Thumbs-up to Joanne Sunbury for her support of the Seymour High School cross-country teams. The 81-year-old earned the nickname “The Owls Power Cookie Grandma” by baking Owl-shaped, purple-frosted cookies for both the boys and the girls teams’ postseason meets. She traces the tradition to the early 1980s when one of her daughters was on a volleyball team and her son was on the high school cross-country team.
Forging a friendship
Thumbs-up to Seymour High School senior Michael Davisson and junior Leighanna Foster for forging a special friendship with fellow student John Spray, a special needs student with Down syndrome. Spray doesn’t communicate much verbally, but he didn’t need words to express an interest in skateboarding and his desire to be friends with Davisson and Foster. The two not only befriended Spray but are trying to teach him how to skateboard. They also were able to obtain a skateboard for him with the help of Matt Nicholson of B2 Bikes and Boards in Seymour and Pete Burgmeier with Advanced Fiber Technology. Foster also used her own money to purchase Vans for Spray.
Brick by brick
Thumbs-up to the group of people behind the Save the Medora Brick Plant effort.

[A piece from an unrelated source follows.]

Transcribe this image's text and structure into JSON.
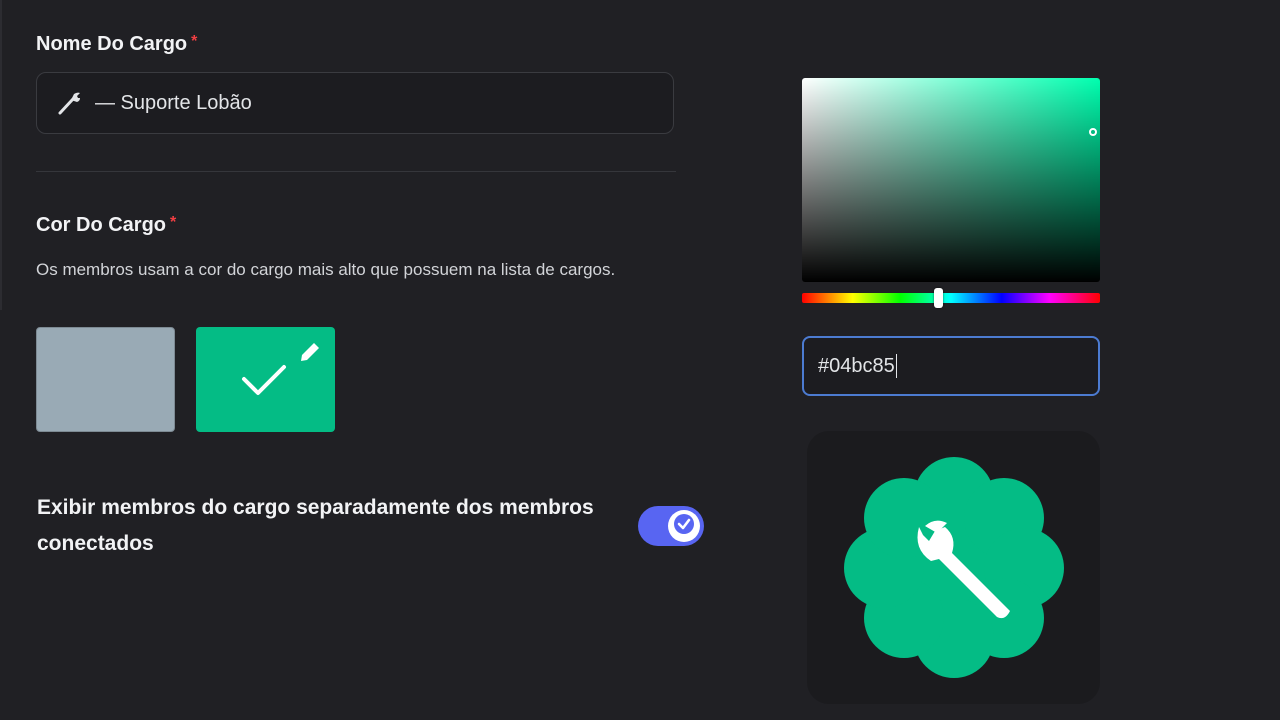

The brick plant provided about 50 jobs for the small southwestern Jackson County community for nearly 90 years and is a landmark in need of a little TLC — and funding.
Feeding the pantry
Thumbs-up to the student council members at Brownstown Central High School for collecting more than 1,200 items to donate to Anchor House Family Assistance Center and Pantry. The items were collected during the council’s annual trick-or-treating for Anchor House, a project that is more than 10 years old.
A love of the game
Thumbs-up to Kocolene Development Corp. for providing funds to purchase equipment and provide curriculum to teach golf to elementary school students in Seymour through The First Tee of Indiana program. The donation was made to honor the company’s former president, Gary Myers, who retired Sept. 3 after 40-plus years of service. Myers said golf has been a major influence in his life.
Thumps-up to Ben Cramer, a reserve officer with the Brownstown Police Department. Around 1 a.m. Oct. 29, he was on patrol when he encountered a man and his dog sleeping in a tent on the side of the highway. After speaking with the man, Cramer learned the man and his dog were walking from California to Maine. Cramer transported them to the Jackson-Washington State Forest and paid for a campsite for the two for the night.